Now that the situation in eastern Ukraine has escalated, Angela Merkel and Francois Hollande are on a diplomatic mission to Kyiv and Moscow. It's the last chance to keep the peace in Europe, says DW's Bernd Johann.
The path Angela Merkel and Francois Hollande are now treading to try to end the war in eastern Ukraine will not be easy. So far, all diplomatic initiatives have failed. And the outcome of the new mission is far from certain.
Yet the German chancellor and the French president have now brought their entire political weight to bear. They know there is a great deal at stake - because this war could still become far, far worse if they do not manage to halt the cycle of violence.
The lives of thousands of people in eastern Ukraine are currently in serious danger. The inhabitants of the small town of Debaltseve are caught in the crossfire. Thousands of civilians, along with thousands of Ukrainian soldiers, could become trapped by the separatists. Europe could face a huge bloodbath on a scale it has not experienced since the Bosnian war. And it is also clear that if the conflict escalates and spreads to more parts of Ukraine, the dramatic consequences would be felt throughout Europe.
Peace in Europe under threat
The European order that has maintained peace is in danger. Exactly 70 years after the Yalta Conference, which created new boundaries and spheres of influence in Europe at the end of the Second World War, Moscow's imperialist policy is again drawing dividing lines across the continent. That's something no one in Europe can want.

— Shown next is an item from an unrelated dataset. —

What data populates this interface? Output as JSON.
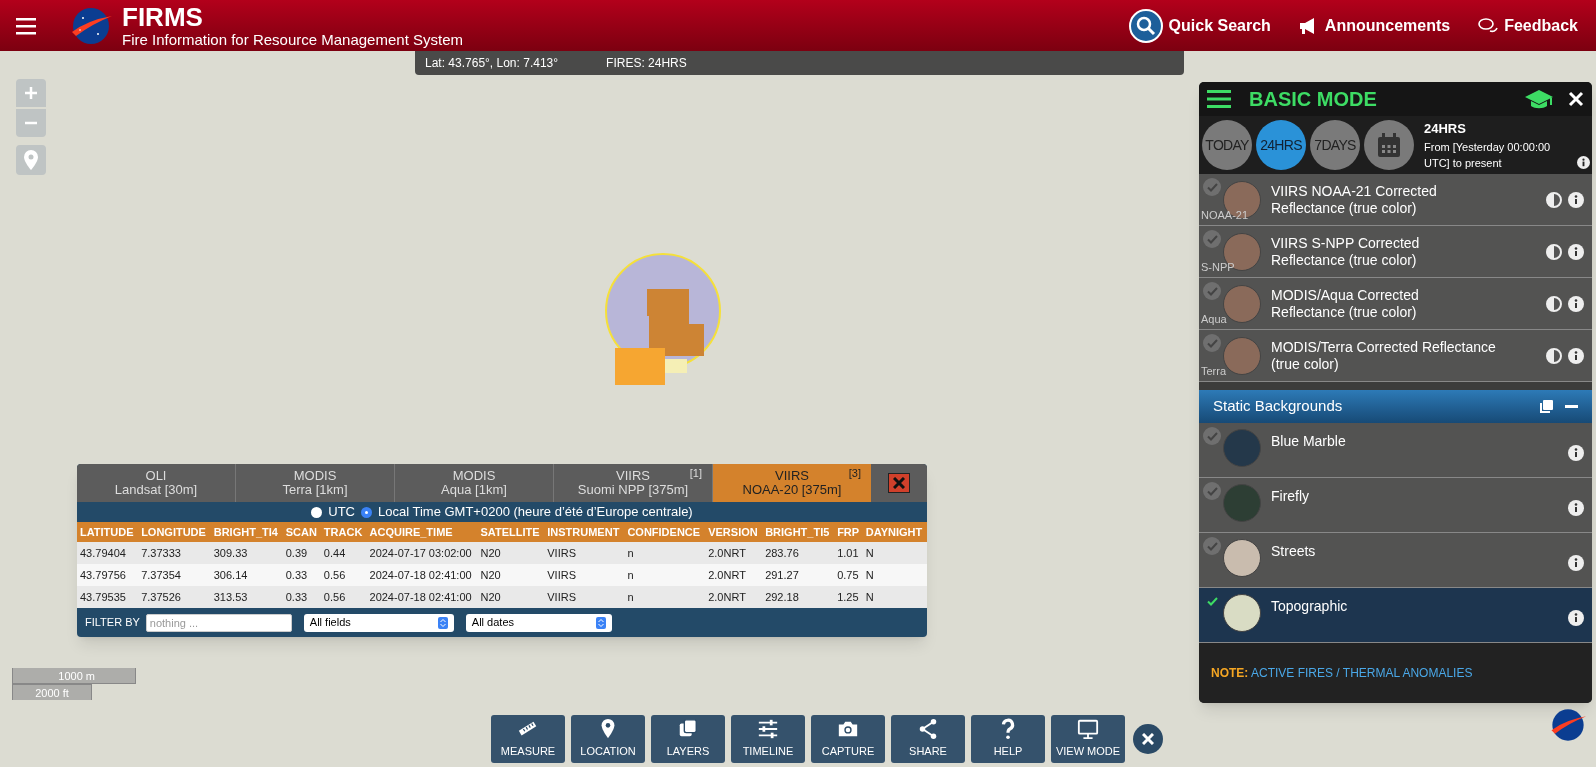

In confidential and separate talks with Merkel and Hollande, the presidents of Ukraine and Russia have been searching for a way out.
Kyiv and Moscow are only the initial stages of these efforts. At the Munich Security Conference this weekend and during Merkel's visit with US President Barack Obama in the coming week, the struggle for peace will continue.
But Merkel and Hollande's talks in Kyiv and Moscow could perhaps have been the crucial first step toward peace. Ukraine is in dire need of help. It cannot win the war militarily and is therefore dependent on diplomatic mediation. But it cannot be blackmailed when it comes to its sovereignty.
Whether Putin can be impressed by the French and German leaders' visit remains to be seen. But the Kremlin strongman must be pleased that Merkel and Hollande have sought his help after the West in recent months froze almost all political contacts with him.
Merkel and Hollande evidently have a peace plan, one that has yet to be made public. Reports suggest it calls for the territorial integrity and sovereignty of Ukraine to be respected. The fact that this, in a Europe of free nations in the 21st century, must once again be a goal of negotiations, is the real scandal - along with the success that Putin has already achieved.
And if the mission fails?
But is also certain that if this new peace initiative fails, Europe will have to answer difficult questions. In the US, the debate on arms supplies to Ukraine has already begun.
Without military support, the Ukrainians cannot stop the advance of the separatists. But sales of lethal arms would further fuel the conflict. And what Europe would do if the separatists marched into Kyiv with Russian assistance?
That moment has not yet arrived. The war can still be stopped. But it is quite possible that Merkel and Hollande's initiative is the last chance to prevent an all-out war in Europe.